A wash trade is a market manipulation technique that has been used by a trader to carry out the buying and selling of the same asset, for instance, cryptocurrency, to create false trading activity. The trader’s objective is to create an illusion of a more active and liquid market than it actually is which might result in other investors having wrong concepts regarding the asset’s price, and thus its popularity or value, and hence, being misled.

When there is a wash trade taking place, the trader who is actually the one doing the trading incurs no gain or loss as he is dealing with himself or his number of accounts that he has control over. The fake trading will lead to a rise in the trading volume which will be interpreted as high demand. The unaware investors will take it as real interest and thus will be buying the asset, this will lead to a temporary increase in the price.

For a long time wash trading has been banned in the traditional financial market and is one of the practices that regulators in the crypto sector are increasingly scrutinizing.
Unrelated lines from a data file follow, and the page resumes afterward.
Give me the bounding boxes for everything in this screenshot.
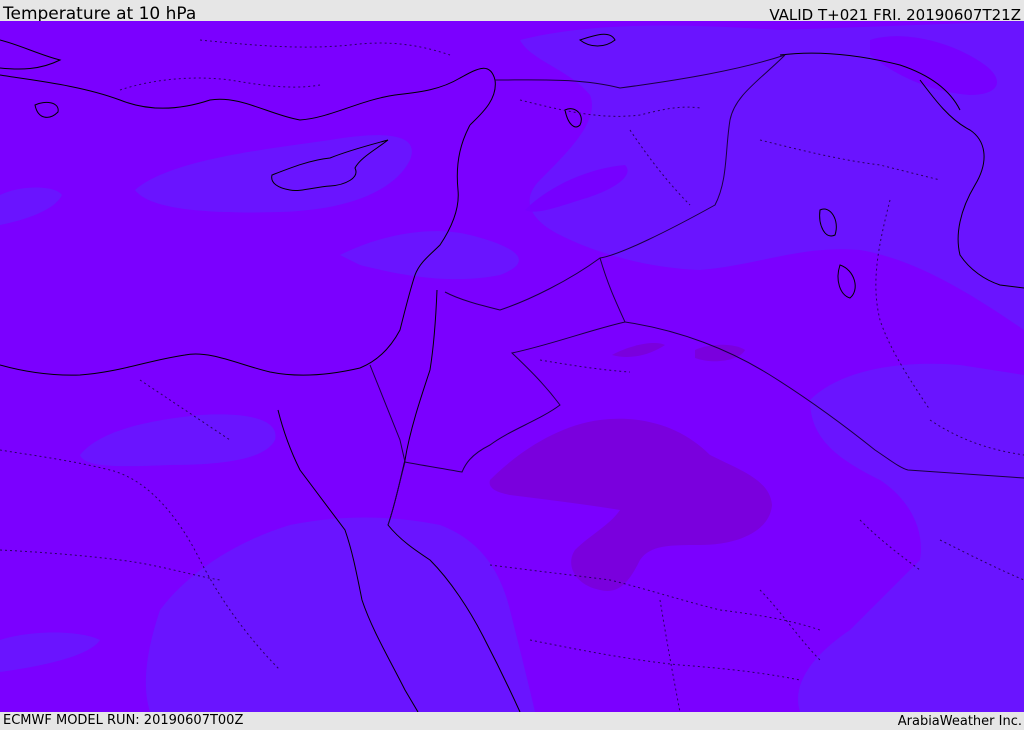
header-bar: Temperature at 10 hPa VALID T+021 FRI. 2… [0, 0, 1024, 24]
footer-bar: ECMWF MODEL RUN: 20190607T00Z ArabiaWeat… [0, 712, 1024, 729]
credit-label: ArabiaWeather Inc. [897, 714, 1022, 729]
map-svg [0, 21, 1024, 712]
map-canvas[interactable] [0, 21, 1024, 712]
model-run-label: ECMWF MODEL RUN: 20190607T00Z [3, 713, 244, 728]
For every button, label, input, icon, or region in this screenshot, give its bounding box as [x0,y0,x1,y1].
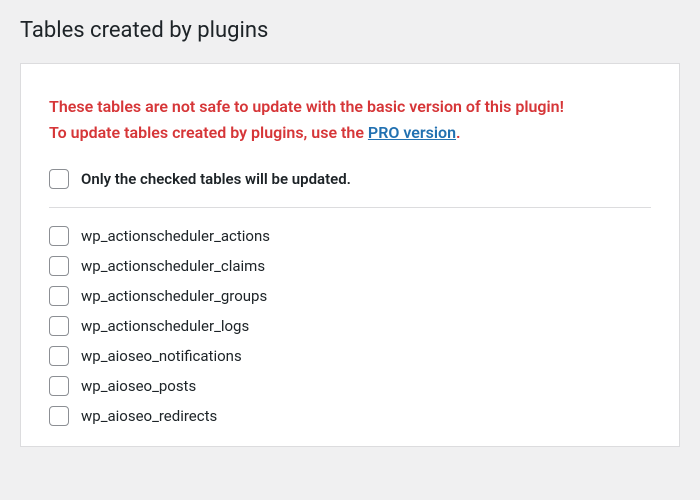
table-name: wp_actionscheduler_logs [81,317,249,335]
table-row: wp_actionscheduler_claims [49,256,651,276]
table-row: wp_aioseo_posts [49,376,651,396]
table-name: wp_aioseo_notifications [81,347,242,365]
table-row: wp_aioseo_notifications [49,346,651,366]
select-all-checkbox[interactable] [49,169,69,189]
table-checkbox[interactable] [49,346,69,366]
table-row: wp_actionscheduler_groups [49,286,651,306]
table-checkbox[interactable] [49,286,69,306]
table-name: wp_aioseo_posts [81,377,196,395]
table-row: wp_aioseo_redirects [49,406,651,426]
warning-message: These tables are not safe to update with… [49,94,651,145]
master-checkbox-label: Only the checked tables will be updated. [81,170,351,188]
plugin-tables-panel: These tables are not safe to update with… [20,63,680,447]
master-checkbox-row: Only the checked tables will be updated. [49,169,651,208]
table-row: wp_actionscheduler_actions [49,226,651,246]
table-checkbox[interactable] [49,406,69,426]
table-name: wp_actionscheduler_actions [81,227,270,245]
table-name: wp_aioseo_redirects [81,407,217,425]
warning-line2-prefix: To update tables created by plugins, use… [49,123,368,142]
table-name: wp_actionscheduler_groups [81,287,267,305]
table-list: wp_actionscheduler_actions wp_actionsche… [49,226,651,426]
table-checkbox[interactable] [49,316,69,336]
pro-version-link[interactable]: PRO version [368,123,456,142]
page-title: Tables created by plugins [0,0,700,63]
warning-line2-suffix: . [456,123,461,142]
table-name: wp_actionscheduler_claims [81,257,265,275]
table-checkbox[interactable] [49,256,69,276]
table-row: wp_actionscheduler_logs [49,316,651,336]
table-checkbox[interactable] [49,376,69,396]
warning-line1: These tables are not safe to update with… [49,97,564,116]
table-checkbox[interactable] [49,226,69,246]
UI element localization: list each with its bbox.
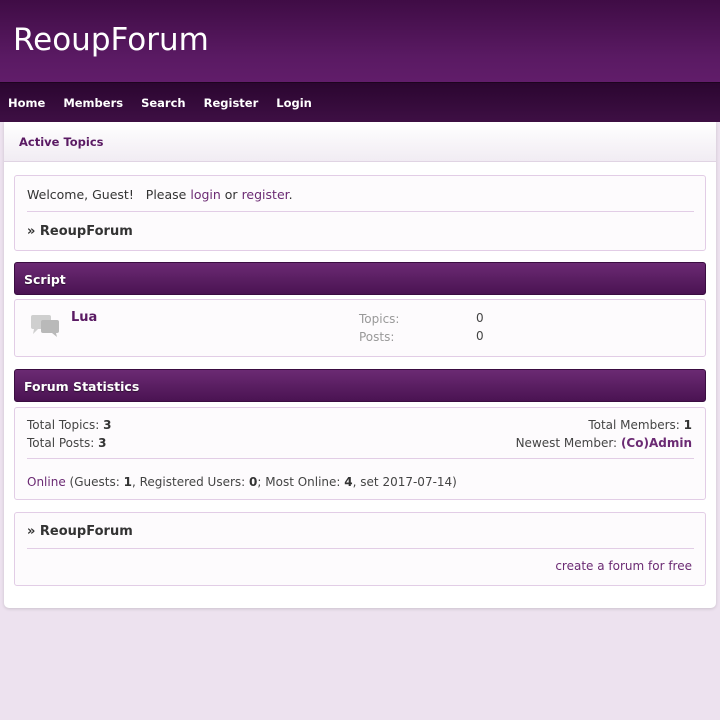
total-topics-label: Total Topics: xyxy=(27,418,100,432)
login-link[interactable]: login xyxy=(190,187,220,202)
most-online-date: , set 2017-07-14) xyxy=(352,475,457,489)
newest-member-link[interactable]: (Co)Admin xyxy=(621,436,692,450)
topics-label: Topics: xyxy=(359,312,400,326)
main-nav: Home Members Search Register Login xyxy=(0,82,720,122)
welcome-period: . xyxy=(288,187,293,202)
most-online-label: ; Most Online: xyxy=(257,475,341,489)
divider xyxy=(27,211,694,212)
posts-count: 0 xyxy=(476,329,484,343)
total-members-value: 1 xyxy=(683,418,692,432)
main-content: Active Topics Welcome, Guest! Please log… xyxy=(4,122,716,608)
registered-label: , Registered Users: xyxy=(131,475,246,489)
welcome-or: or xyxy=(224,187,238,202)
forum-bubbles-icon xyxy=(29,314,61,341)
nav-home[interactable]: Home xyxy=(8,96,45,110)
create-forum-link[interactable]: create a forum for free xyxy=(555,559,692,573)
total-posts-label: Total Posts: xyxy=(27,436,95,450)
welcome-greeting: Welcome, Guest! xyxy=(27,187,134,202)
total-members: Total Members: 1 xyxy=(588,418,692,432)
footer-breadcrumb[interactable]: » ReoupForum xyxy=(27,524,133,539)
nav-members[interactable]: Members xyxy=(63,96,123,110)
stats-header: Forum Statistics xyxy=(14,369,706,402)
active-topics-link[interactable]: Active Topics xyxy=(19,135,104,149)
nav-register[interactable]: Register xyxy=(204,96,259,110)
divider xyxy=(27,548,694,549)
forum-link-lua[interactable]: Lua xyxy=(71,310,97,325)
topics-count: 0 xyxy=(476,311,484,325)
welcome-panel: Welcome, Guest! Please login or register… xyxy=(14,175,706,251)
total-members-label: Total Members: xyxy=(588,418,680,432)
site-title[interactable]: ReoupForum xyxy=(13,22,209,58)
total-posts-value: 3 xyxy=(98,436,107,450)
forum-row: Lua Topics: 0 Posts: 0 xyxy=(14,299,706,357)
footer-panel: » ReoupForum create a forum for free xyxy=(14,512,706,586)
newest-member: Newest Member: (Co)Admin xyxy=(516,436,692,450)
total-topics-value: 3 xyxy=(103,418,112,432)
guests-label: (Guests: xyxy=(69,475,120,489)
online-info: Online (Guests: 1, Registered Users: 0; … xyxy=(27,475,457,489)
welcome-message: Welcome, Guest! Please login or register… xyxy=(27,187,293,202)
newest-member-label: Newest Member: xyxy=(515,436,618,450)
welcome-please: Please xyxy=(145,187,187,202)
register-link[interactable]: register xyxy=(242,187,289,202)
nav-search[interactable]: Search xyxy=(141,96,186,110)
online-link[interactable]: Online xyxy=(27,475,66,489)
forum-stats-panel: Total Topics: 3 Total Posts: 3 Total Mem… xyxy=(14,407,706,500)
nav-login[interactable]: Login xyxy=(276,96,312,110)
breadcrumb[interactable]: » ReoupForum xyxy=(27,224,133,239)
category-header[interactable]: Script xyxy=(14,262,706,295)
guests-count: 1 xyxy=(123,475,132,489)
sub-navbar: Active Topics xyxy=(4,122,716,162)
site-header: ReoupForum xyxy=(0,0,720,82)
posts-label: Posts: xyxy=(359,330,395,344)
total-posts: Total Posts: 3 xyxy=(27,436,106,450)
divider xyxy=(27,458,694,459)
total-topics: Total Topics: 3 xyxy=(27,418,112,432)
most-online-count: 4 xyxy=(344,475,353,489)
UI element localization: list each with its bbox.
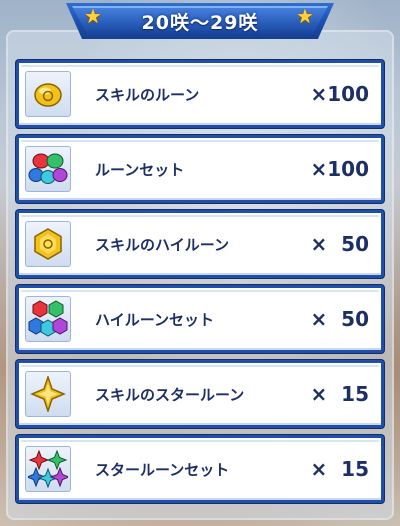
- reward-quantity: ×100: [310, 157, 369, 181]
- reward-name: スキルのスタールーン: [95, 385, 245, 404]
- reward-item-high-rune-set: ハイルーンセット × 50: [16, 285, 384, 353]
- reward-item-star-rune-set: スタールーンセット × 15: [16, 435, 384, 503]
- reward-name: ハイルーンセット: [95, 310, 214, 329]
- star-icon: ★: [296, 4, 314, 28]
- reward-item-skill-high-rune: スキルのハイルーン × 50: [16, 210, 384, 278]
- high-rune-set-icon: [25, 296, 71, 342]
- page-title: 20咲〜29咲: [141, 11, 259, 34]
- title-banner: 20咲〜29咲: [66, 3, 334, 39]
- rune-set-icon: [25, 146, 71, 192]
- reward-quantity: ×100: [310, 82, 369, 106]
- reward-name: スキルのハイルーン: [95, 235, 229, 254]
- star-icon: ★: [84, 4, 102, 28]
- reward-item-skill-rune: スキルのルーン ×100: [16, 60, 384, 128]
- reward-item-skill-star-rune: スキルのスタールーン × 15: [16, 360, 384, 428]
- reward-name: スタールーンセット: [95, 460, 230, 479]
- reward-name: ルーンセット: [95, 160, 185, 179]
- reward-quantity: × 15: [310, 382, 369, 406]
- reward-quantity: × 50: [310, 307, 369, 331]
- star-rune-set-icon: [25, 446, 71, 492]
- skill-high-rune-icon: [25, 221, 71, 267]
- skill-rune-icon: [25, 71, 71, 117]
- reward-quantity: × 15: [310, 457, 369, 481]
- skill-star-rune-icon: [25, 371, 71, 417]
- reward-name: スキルのルーン: [95, 85, 200, 104]
- reward-item-rune-set: ルーンセット ×100: [16, 135, 384, 203]
- reward-quantity: × 50: [310, 232, 369, 256]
Some exchanges, especially the ones that are not regulated, have been accused of allowing or even encouraging wash trading as a way to lure users.

The market integrity is negatively impacted because of the practice through the creation of distortions in price and trading data. It is hard to identify wash trades, but the use of blockchain analytics tools and more stringent supervision are among the factors that have been helping to reduce their occurrences. In short, wash trading is a method of fake market activity meant to mislead and manipulate perception.